The good news is: Willpower is like a muscle.
It can be trained to become stronger with greater endurance.
This has some pretty big ramifications in our world.
If you’re struggling with the constant bombardment of temptations in your life, you may want to invest in this book, it has a bunch of fascinating ideas on how you can improve the strength of your willpower.
A simple shortcut to replenishing your willpower is to never make decisions while hungry.
You’ve seen the Snickers ad, well they’re spot on, you’re not yourself when you’re hungry. This is because the brain consumes a huge amount of glucose to fuel it’s decision making processes. When your body is running low on glucose, these processes are weakened or impaired. Which means you make more short sighted decisions. You begin to view the world like a drug addict: in a study of delayed gratification and future perspectives, drug addicts were found to view the future as the next hour, or less, and were more willing to accept an instant cash award, rather than wait a week for a larger reward, which was the more intelligent financial decision. So when the brain is low on glucose it gains the attention span and mental processing power of a crack addict…
I don’t recommend making decisions or attempting to exercise willpower while hungry, for this reason.
On an interesting side note. There was a study on Parole hearings, which found that the inmates had a higher chance of a positive outcome if their hearing was on early in the morning, or right after a break which included a meal.
Apparently, even Judges aren’t immune to the effects of depleting willpower.
Another way to ensure you have ample supplies of willpower for the big decisions that matter, is to limit the number of choices you make in the morning, if you don’t have to choose what to have for breakfast, you’ve just conserved your willpower.

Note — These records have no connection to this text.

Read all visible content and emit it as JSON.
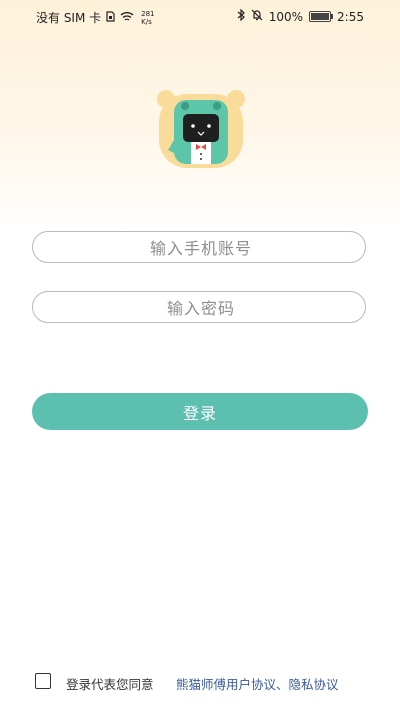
{
  "status_bar": {
    "carrier": "没有 SIM 卡",
    "net_speed_value": "281",
    "net_speed_unit": "K/s",
    "battery_percent": "100%",
    "time": "2:55"
  },
  "login": {
    "phone_placeholder": "输入手机账号",
    "password_placeholder": "输入密码",
    "login_label": "登录"
  },
  "agreement": {
    "prefix": "登录代表您同意",
    "links": "熊猫师傅用户协议、隐私协议"
  },
  "colors": {
    "accent": "#5dbfb0",
    "link": "#3a5a9c",
    "logo_bear": "#f9dc9a",
    "logo_costume": "#5ec6a8"
  },
  "icons": {
    "status": [
      "sim-icon",
      "wifi-icon",
      "bluetooth-icon",
      "mute-icon",
      "battery-icon"
    ],
    "logo": "panda-mascot-logo"
  }
}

When I was hitchhiking a general morning for me would entail waking abruptly on someone’s couch or in an unfamiliar environment, once I’d worked out where I was, I’d then work out what I was going to do for that day, and what I was going to feed myself for breakfast. But first I would have to find my pants and discover my way to a supermarket, where I would browse aisles looking for the cheapest combination of items which could pass for food. Then grappling with a foreign language while figuring out which coins and notes to give.
What a mess!
I had set up my morning so that there was an array of multiple choice questions, each leading to another shit storm of possibilities. Every option and decision chewed my precious reserves of willpower.
No wonder by the time the sun set I had achieved absolutely nothing, other than finishing off a bottle or two of red wine. There was no long term vision there for me, all because I didn’t know what I was going to have for breakfast.

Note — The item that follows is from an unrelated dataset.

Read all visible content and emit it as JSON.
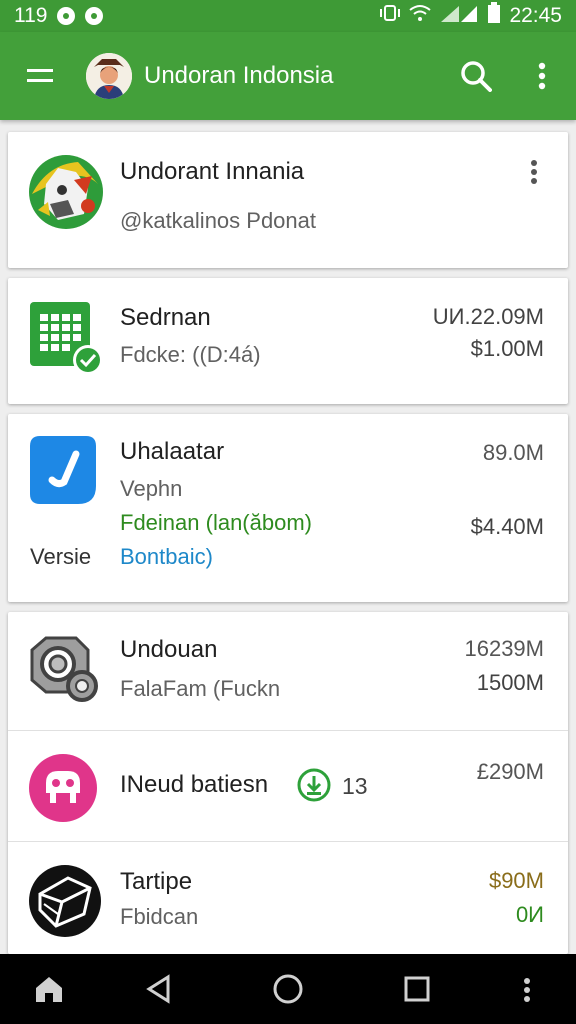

Sounds a little over the top, but I hear it from achievers all the time: they minimise the amount of decisions they make in the morning. Their morning is on auto pilot, saving precious willpower for the big things which move us forward in life.
So eat well, and automate your mornings to enjoy improved willpower throughout the day.

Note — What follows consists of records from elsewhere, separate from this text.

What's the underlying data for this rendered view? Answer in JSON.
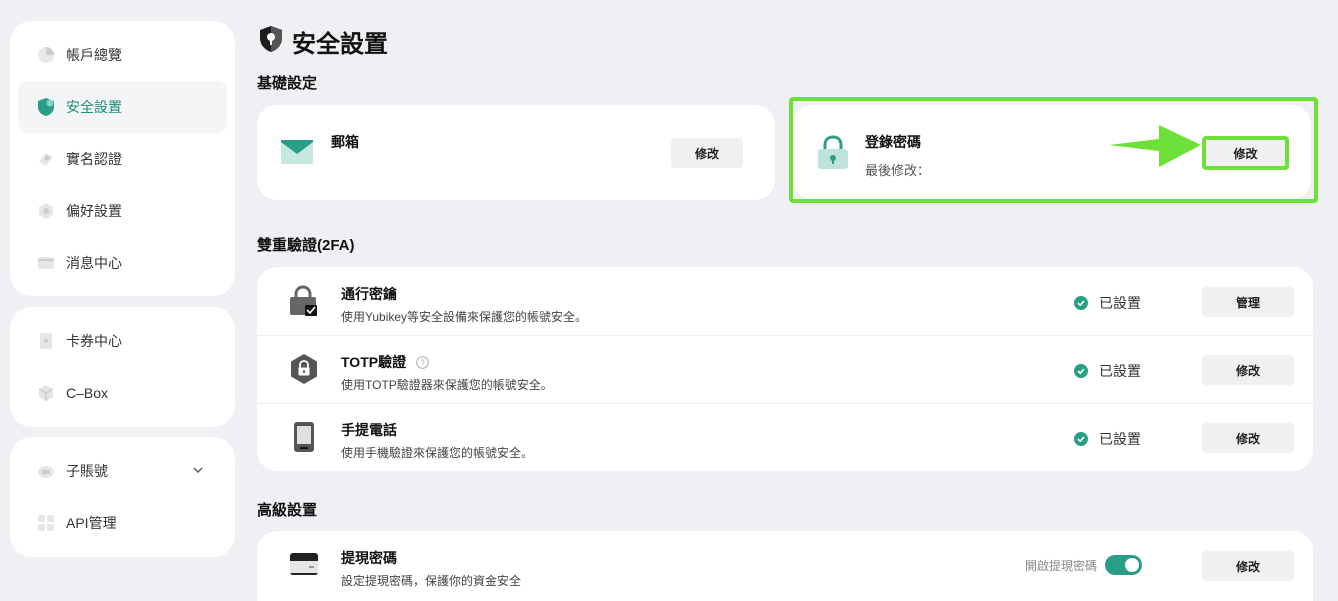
{
  "sidebar": {
    "group1": [
      {
        "label": "帳戶總覽",
        "icon": "pie-chart-icon"
      },
      {
        "label": "安全設置",
        "icon": "shield-icon",
        "active": true
      },
      {
        "label": "實名認證",
        "icon": "id-badge-icon"
      },
      {
        "label": "偏好設置",
        "icon": "settings-icon"
      },
      {
        "label": "消息中心",
        "icon": "message-icon"
      }
    ],
    "group2": [
      {
        "label": "卡券中心",
        "icon": "coupon-icon"
      },
      {
        "label": "C–Box",
        "icon": "box-icon"
      }
    ],
    "group3": [
      {
        "label": "子賬號",
        "icon": "sub-account-icon"
      },
      {
        "label": "API管理",
        "icon": "api-icon"
      }
    ]
  },
  "page": {
    "title": "安全設置",
    "icon": "security-shield-icon"
  },
  "basic": {
    "title": "基礎設定",
    "email": {
      "title": "郵箱",
      "value": "",
      "button": "修改"
    },
    "password": {
      "title": "登錄密碼",
      "desc": "最後修改：",
      "button": "修改"
    }
  },
  "twofa": {
    "title": "雙重驗證(2FA)",
    "rows": [
      {
        "title": "通行密鑰",
        "desc": "使用Yubikey等安全設備來保護您的帳號安全。",
        "status": "已設置",
        "button": "管理"
      },
      {
        "title": "TOTP驗證",
        "desc": "使用TOTP驗證器來保護您的帳號安全。",
        "status": "已設置",
        "button": "修改"
      },
      {
        "title": "手提電話",
        "desc": "使用手機驗證來保護您的帳號安全。",
        "status": "已設置",
        "button": "修改"
      }
    ]
  },
  "advanced": {
    "title": "高級設置",
    "withdraw": {
      "title": "提現密碼",
      "desc": "設定提現密碼，保護你的資金安全",
      "toggle_label": "開啟提現密碼",
      "toggle_on": true,
      "button": "修改"
    }
  },
  "colors": {
    "accent": "#2a9d87",
    "highlight": "#6ee03a"
  }
}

Use this willpower to resist the cake section of the buffet (or resist the buffet all together), resist the overwhelming urge to check Facebook and instead make those uncomfortable phone calls you’ve been putting off, or maybe just use that extra willpower to hold your tongue when you’re asked if ‘this outfit makes me look fat?’.
The power is all yours once you begin strengthening this long neglected muscle.
And in today’s world where temptation is thrown at us from every angle, we could all use a little extra willpower.